Mendikbud Nadiem Ngotot Sekolah Dibuka: Kita Ketinggalan dari Negara Lain
Menteri Pendidikan dan Kebudayaan Nadiem Makarim (Foto: Irfan Meidianto/VOI)

Bagikan:

JAKARTA - Menteri Pendidikan dan Kebudayaan Nadiem Makarim membeberkan alasan pemerintah wajib membuka sekolah dan satuan pendidikan lainnya pada bulan Juli mendatang dengan syarat gurunya telah divaksinasi.

Kata Nadiem, Indonesia termasuk negara yang terlambat untuk menggelar pembelajaran tatap muka dari sejumlah negara yang juga terkena dampak pandemi COVID-19.

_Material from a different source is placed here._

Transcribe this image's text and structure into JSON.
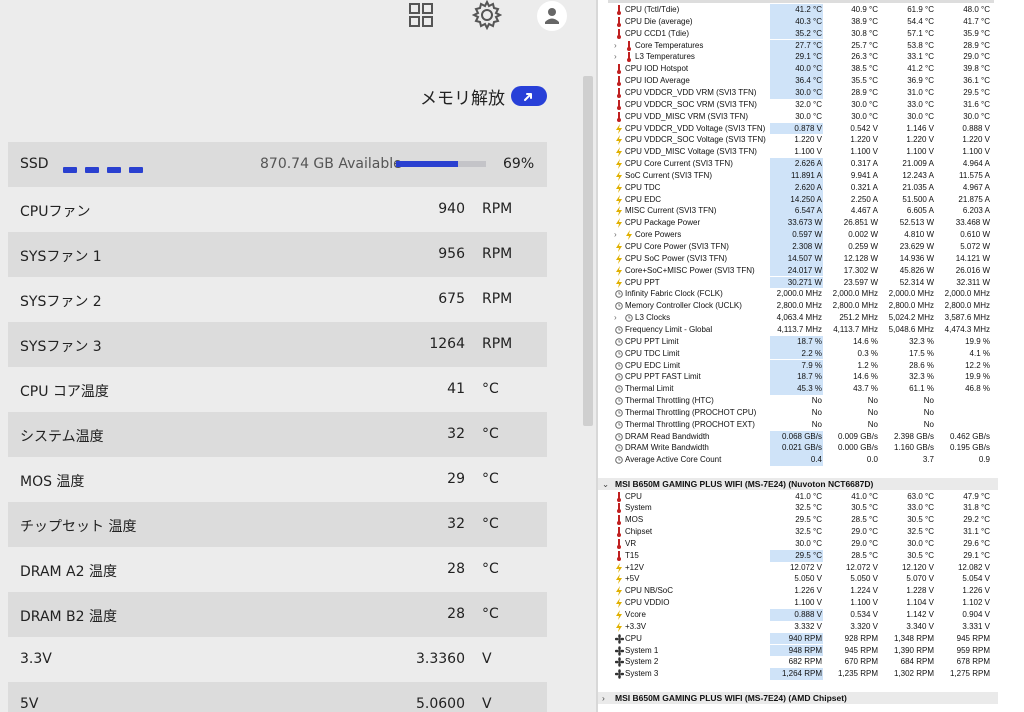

"Kita sekarang ketinggalan dari negara-negara lain. Sudah 85 persen daripada negara di Asia Timur dan Pasifik sudah melakukan pembelajaran tatap muka," kata Nadiem dalam konferensi pers virtual, Selasa, 30 Maret.

Lagipula, katanya, organisasi intenasional seperti Bank Dunia, WHO, hingga UNICEF sepakat menyatakan bahwa penutupan sekolah bisa menghilangkan pendapatan hidup satu generasi. 

"Loss of learning ini real. Ini risiko yang bisa dampaknya permanen. Indonesia sudah satu tahun, mayoritas sekolahnya tidak melaksanakan tatap muka. Jadi ini sudah relatif terlalu lama," ujar Nadiem.

Selain itu, penutupan sekolah ini bukan cuma berdampak negatif kepada pembelajaran, tapi juga berdampak negatif terhadap kesehatan dan perkembangan mental anak.

"Untuk orang tuanya juga yang sangat sulit mendapatkan kesempatan ekonomi bekerja di luar karena mereka juga harus mengurus anaknya di rumah. Jadi, banyak sekali dampak negatif yang ada," jelasnya.

Berdasarkan data yang dimiliki, ada peningkatan tren anak putus sekolah akibat pembelajaran jarak jauh (PJJ). Faktornya adalah penurunan capaian belajar siswa karena harus belajar secara daring.

Nadiem bilang, banyak anak yang sulit menangkap pelajaran ketika PJJ. Selain itu, keterbatasan sarana penunjang seperti gawai juga meghambat siswa belajar. Selain itu, banyak orang tua yang tidak melihat peranan sekolah dalam proses belajar. Jadi, banyak anak-anak yang ditarik keluar dari sekolahnya. 

"Ini risiko PJJ bukan hanya dari pembelajaran, tapi juga risiko masa depan murid itu dan risiko psikososial atau kesehatan mental dan emosional daripada anak-anak. Ini semuanya sangat rentan," ungkap Nadiem.

"Jadi, kita harus mengambil tindakan yang tegas untuk menghindari agar ini tidak menjadi dampak yang permanen dan satu generasi menjadi terbelakang atau tertahan perkembangannya dan kesehatan mentalnya," jelasnya.